= John William Theodore Youngs =

American mathematician

John William Theodore Youngs (usually cited as J. W. T. Youngs, known as Ted Youngs; 21 August 1910 Bilaspur, Chhattisgarh, India – 20 July 1970 Santa Cruz, California) was an American mathematician.

Youngs was the son of a missionary. He completed his undergraduate study at Wheaton College and received his PhD from Ohio State University in 1934 under Tibor Radó. He then taught for 18 years at Indiana University, where for eight years he was chair of the mathematics department. From 1964, he was a professor at the University of California, Santa Cruz, where he developed the mathematics faculty and was chair of the academic senate of the university.

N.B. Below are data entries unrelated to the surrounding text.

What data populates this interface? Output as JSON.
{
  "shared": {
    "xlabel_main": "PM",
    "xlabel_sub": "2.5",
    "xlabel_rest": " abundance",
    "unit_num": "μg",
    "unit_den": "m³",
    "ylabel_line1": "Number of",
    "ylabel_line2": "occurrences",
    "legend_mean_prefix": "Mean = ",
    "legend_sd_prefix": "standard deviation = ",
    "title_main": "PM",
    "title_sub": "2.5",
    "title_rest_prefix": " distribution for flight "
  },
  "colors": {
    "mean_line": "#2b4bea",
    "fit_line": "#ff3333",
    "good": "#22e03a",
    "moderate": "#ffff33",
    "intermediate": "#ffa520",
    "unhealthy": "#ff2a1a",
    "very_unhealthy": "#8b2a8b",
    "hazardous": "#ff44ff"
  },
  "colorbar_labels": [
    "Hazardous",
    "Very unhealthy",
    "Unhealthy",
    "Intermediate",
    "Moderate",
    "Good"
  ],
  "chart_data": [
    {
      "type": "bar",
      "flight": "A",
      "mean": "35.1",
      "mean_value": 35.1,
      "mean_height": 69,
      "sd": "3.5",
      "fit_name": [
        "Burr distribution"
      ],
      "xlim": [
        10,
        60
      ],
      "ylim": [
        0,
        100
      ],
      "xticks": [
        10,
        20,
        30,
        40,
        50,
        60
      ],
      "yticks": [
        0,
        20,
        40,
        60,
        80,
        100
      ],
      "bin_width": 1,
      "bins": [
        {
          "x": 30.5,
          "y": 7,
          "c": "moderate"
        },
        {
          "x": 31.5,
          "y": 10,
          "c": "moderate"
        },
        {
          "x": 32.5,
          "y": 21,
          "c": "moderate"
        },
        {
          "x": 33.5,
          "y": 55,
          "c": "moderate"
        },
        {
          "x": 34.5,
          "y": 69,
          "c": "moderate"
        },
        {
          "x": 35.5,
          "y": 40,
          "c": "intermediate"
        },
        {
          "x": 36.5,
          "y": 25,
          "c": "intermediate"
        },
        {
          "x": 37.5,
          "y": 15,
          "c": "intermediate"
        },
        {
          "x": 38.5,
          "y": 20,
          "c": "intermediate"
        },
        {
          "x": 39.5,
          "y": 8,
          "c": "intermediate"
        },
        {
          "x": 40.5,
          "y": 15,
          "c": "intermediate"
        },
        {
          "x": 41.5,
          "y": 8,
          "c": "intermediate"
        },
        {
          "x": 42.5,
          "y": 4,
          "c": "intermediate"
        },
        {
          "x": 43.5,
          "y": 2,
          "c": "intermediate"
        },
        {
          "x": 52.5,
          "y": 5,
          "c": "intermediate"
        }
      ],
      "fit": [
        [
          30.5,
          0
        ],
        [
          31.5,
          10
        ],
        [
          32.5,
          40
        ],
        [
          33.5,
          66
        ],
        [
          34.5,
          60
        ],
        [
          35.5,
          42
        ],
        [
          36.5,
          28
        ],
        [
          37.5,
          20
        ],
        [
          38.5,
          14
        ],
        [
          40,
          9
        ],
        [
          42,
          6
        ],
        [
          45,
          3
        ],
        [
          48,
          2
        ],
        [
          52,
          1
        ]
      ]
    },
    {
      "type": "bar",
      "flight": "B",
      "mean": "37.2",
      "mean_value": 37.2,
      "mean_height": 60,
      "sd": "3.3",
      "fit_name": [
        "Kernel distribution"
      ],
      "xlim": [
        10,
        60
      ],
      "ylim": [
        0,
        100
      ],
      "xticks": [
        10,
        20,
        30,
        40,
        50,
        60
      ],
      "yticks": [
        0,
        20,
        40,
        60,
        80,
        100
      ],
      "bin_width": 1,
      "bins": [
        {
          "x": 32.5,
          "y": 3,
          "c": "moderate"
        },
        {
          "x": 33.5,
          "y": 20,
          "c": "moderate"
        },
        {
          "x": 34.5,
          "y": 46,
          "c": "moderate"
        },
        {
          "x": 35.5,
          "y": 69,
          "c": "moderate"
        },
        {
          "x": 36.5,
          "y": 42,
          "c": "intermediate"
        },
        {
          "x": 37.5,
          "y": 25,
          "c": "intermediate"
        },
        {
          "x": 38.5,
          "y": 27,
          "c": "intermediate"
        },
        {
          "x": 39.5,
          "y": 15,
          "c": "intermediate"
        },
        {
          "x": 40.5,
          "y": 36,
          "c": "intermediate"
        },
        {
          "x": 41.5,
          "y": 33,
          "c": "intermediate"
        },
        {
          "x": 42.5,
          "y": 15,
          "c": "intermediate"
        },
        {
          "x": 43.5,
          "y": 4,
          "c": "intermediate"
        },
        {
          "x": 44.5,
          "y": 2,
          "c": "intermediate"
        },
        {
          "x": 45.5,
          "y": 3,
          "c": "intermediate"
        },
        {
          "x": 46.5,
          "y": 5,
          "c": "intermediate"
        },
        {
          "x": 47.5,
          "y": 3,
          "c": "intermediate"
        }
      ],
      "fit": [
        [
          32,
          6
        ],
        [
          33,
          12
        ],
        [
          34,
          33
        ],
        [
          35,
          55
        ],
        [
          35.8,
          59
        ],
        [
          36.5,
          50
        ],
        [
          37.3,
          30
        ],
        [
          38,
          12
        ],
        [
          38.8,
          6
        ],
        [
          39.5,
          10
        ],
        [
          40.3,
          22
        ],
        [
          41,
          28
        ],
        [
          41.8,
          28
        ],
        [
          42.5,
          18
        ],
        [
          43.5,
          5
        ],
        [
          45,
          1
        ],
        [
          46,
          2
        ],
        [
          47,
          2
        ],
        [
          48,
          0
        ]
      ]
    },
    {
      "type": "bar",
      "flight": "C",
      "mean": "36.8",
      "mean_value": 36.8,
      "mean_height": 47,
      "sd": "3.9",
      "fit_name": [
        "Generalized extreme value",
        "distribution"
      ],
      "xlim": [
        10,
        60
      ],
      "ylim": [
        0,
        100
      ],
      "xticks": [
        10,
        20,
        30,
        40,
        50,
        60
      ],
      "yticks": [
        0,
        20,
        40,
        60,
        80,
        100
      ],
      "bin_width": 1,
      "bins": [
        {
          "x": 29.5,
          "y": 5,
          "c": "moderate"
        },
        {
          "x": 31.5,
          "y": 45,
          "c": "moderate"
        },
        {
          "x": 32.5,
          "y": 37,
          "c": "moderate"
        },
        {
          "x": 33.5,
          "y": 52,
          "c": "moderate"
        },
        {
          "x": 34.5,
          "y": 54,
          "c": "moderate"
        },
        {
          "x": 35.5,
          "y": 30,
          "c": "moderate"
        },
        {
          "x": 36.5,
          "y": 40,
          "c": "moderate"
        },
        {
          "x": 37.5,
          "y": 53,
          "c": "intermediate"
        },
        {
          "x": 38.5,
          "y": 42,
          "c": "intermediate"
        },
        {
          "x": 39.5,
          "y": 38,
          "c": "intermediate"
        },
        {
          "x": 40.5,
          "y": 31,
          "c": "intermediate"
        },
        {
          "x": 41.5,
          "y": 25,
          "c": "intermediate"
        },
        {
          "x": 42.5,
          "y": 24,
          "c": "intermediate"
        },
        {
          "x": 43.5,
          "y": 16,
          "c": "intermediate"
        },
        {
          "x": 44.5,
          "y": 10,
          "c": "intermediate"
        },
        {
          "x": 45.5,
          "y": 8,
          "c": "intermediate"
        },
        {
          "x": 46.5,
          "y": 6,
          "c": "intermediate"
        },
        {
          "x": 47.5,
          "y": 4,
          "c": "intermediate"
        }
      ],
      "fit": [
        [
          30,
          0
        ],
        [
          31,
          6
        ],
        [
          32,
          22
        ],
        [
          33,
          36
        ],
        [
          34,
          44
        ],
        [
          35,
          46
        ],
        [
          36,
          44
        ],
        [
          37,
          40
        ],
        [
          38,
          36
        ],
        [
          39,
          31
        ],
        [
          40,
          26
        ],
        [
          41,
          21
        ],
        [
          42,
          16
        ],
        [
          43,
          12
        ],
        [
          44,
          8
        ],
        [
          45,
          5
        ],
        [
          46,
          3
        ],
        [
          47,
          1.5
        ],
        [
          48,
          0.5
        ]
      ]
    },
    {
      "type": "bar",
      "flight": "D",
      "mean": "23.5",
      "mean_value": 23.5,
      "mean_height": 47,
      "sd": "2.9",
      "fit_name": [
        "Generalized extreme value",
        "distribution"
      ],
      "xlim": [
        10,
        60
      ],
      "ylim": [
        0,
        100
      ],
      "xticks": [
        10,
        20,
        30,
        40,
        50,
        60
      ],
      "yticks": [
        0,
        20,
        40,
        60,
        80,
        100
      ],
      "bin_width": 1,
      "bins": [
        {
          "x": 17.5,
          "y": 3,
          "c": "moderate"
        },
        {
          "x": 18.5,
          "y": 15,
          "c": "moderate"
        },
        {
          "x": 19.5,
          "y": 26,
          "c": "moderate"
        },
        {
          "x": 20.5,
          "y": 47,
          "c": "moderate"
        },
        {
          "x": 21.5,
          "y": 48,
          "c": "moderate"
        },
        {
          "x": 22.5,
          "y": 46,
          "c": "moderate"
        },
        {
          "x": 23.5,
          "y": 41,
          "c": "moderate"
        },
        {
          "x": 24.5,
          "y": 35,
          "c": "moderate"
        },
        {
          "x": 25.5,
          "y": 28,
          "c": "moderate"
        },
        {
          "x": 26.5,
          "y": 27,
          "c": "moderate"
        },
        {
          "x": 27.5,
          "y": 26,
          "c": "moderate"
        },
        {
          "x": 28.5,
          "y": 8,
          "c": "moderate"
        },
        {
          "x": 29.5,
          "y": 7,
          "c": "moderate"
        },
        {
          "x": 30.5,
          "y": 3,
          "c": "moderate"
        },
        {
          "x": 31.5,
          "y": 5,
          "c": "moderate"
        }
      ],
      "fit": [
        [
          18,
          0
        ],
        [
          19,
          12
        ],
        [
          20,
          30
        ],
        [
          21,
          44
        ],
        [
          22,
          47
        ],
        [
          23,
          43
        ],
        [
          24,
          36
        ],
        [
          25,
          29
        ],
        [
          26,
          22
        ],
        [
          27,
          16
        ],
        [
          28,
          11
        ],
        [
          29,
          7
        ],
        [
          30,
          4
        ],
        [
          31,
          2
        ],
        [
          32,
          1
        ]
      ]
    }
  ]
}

Youngs worked in geometric topology, for example, questions on the Frechét-equivalence of topological maps. He is famous for the Ringel–Youngs theorem (i.e. Ringel and Youngs's 1968 proof of the Heawood conjecture), which is closely related to the analogue of the four-color theorem for surfaces of higher genus.

John Youngs was a consultant for Sandia National Laboratories, the Rand Corporation and the Institute for Defense Analyses as well as a trustee for Carver Research Foundation Institute in Tuskegee. In 1946–1947, he was a Guggenheim Fellow. At the University of Santa Cruz, a mathematics prize for undergraduates is named after him.